45. The protein of claim 34 produced by

(a) providing a transgenic nonhuman mammal having a transgene comprising:

(i) a mammary-gland specific promoter;

(ii) a mammary-gland specific enhancer;

(iii) a secretory DNA segment encoding a signal peptide functional in mammary secretory cells of the transgenic nonhuman mammal; and

(iv) a recombinant DNA segment encoding an exogenous procollagen polypeptide operably linked to the secretory DNA segment to form a secretory-recombinant DNA segment, the secretory-recombinant DNA segment being operably linked to the promoter and to the enhancer;

wherein the transgene, in an adult form of the nonhuman mammal or a female descendant of the nonhuman mammal, expresses the secretory-recombinant DNA segment in the mammary secretory cells to produce a form of the exogenous procollagen polypeptide that is processed and secreted by the mammary secretory cells into milk as exogenous procollagen or collagen in a detectable amount;

(c) recovering milk from the adult form of the transgenic nonhuman mammal or its female descendant, wherein the milk comprises exogenous procollagen or collagen in a recoverable amount; and

(d) purifying the procollagen or collagen from the milk.

46. In a method of treating a patient using procollagen or collagen protein, the improvement wherein 7-27% of proline residues of the protein are hydroxylated, and/or 0-5% of lysine residues of the protein are hydroxylated.

47. The method of claim 46, wherein the polypeptide is crosslinked before administration into the patient.

48. The method of claim 46, wherein the polypeptide is crosslinked after administration into the patient.

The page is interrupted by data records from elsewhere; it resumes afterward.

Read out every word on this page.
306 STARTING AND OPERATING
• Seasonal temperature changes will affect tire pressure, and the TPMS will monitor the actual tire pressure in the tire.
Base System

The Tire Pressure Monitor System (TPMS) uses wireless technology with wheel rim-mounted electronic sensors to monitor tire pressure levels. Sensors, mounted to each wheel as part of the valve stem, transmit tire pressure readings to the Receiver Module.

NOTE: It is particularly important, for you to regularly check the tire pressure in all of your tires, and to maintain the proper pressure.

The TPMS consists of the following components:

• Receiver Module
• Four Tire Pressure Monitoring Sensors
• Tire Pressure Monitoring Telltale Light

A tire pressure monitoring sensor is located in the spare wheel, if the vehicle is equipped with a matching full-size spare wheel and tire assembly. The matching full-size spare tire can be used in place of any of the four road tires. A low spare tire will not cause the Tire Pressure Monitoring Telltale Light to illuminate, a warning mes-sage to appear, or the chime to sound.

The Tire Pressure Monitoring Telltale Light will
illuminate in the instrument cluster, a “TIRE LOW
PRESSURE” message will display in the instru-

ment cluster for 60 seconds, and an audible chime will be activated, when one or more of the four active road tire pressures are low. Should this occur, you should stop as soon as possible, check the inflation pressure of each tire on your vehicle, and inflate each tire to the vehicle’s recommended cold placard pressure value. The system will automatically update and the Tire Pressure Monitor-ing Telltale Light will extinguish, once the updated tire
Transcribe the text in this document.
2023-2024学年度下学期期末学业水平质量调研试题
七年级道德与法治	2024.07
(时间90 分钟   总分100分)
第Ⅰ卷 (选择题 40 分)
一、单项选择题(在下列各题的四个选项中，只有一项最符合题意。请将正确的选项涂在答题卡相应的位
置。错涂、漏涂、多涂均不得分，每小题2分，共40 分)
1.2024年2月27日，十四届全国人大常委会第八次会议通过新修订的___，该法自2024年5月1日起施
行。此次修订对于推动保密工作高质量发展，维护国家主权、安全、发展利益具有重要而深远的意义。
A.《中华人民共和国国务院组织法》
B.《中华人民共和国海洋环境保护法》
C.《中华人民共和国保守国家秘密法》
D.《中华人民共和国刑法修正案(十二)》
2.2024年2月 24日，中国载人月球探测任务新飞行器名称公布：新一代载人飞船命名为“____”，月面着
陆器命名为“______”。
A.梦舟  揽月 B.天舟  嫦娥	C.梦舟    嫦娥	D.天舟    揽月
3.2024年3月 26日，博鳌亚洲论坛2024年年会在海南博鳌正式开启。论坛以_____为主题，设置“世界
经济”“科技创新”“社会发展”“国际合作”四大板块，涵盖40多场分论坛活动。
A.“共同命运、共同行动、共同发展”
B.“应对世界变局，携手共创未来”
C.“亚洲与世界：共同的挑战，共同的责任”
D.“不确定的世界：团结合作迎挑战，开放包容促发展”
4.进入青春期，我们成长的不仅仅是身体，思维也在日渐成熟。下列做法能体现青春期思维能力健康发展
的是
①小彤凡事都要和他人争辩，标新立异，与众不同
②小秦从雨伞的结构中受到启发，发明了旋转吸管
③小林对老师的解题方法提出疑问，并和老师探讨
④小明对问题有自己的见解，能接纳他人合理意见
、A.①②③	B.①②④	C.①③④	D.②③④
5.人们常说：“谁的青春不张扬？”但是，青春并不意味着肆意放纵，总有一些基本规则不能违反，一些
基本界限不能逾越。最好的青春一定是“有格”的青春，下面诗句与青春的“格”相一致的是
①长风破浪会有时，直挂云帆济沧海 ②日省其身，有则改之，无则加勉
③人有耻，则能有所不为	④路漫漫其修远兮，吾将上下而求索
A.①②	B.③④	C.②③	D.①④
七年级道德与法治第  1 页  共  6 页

49. The method of claim 46 comprising injecting the procollagen or collagen into the patient to correct a defect in a soft tissue.

50. The method of claim 46, wherein the method is selected from the group consisting of correcting defects in soft tissues, reconstructive surgery, restoring defects in bone, enhancing bone growth, repairing cartilage damage, inducing tolerance to rheumatoid arthritis, cardiovascular surgery, thoracic surgery, neurosurgery, and stabilizing an agent in a drug delivery system.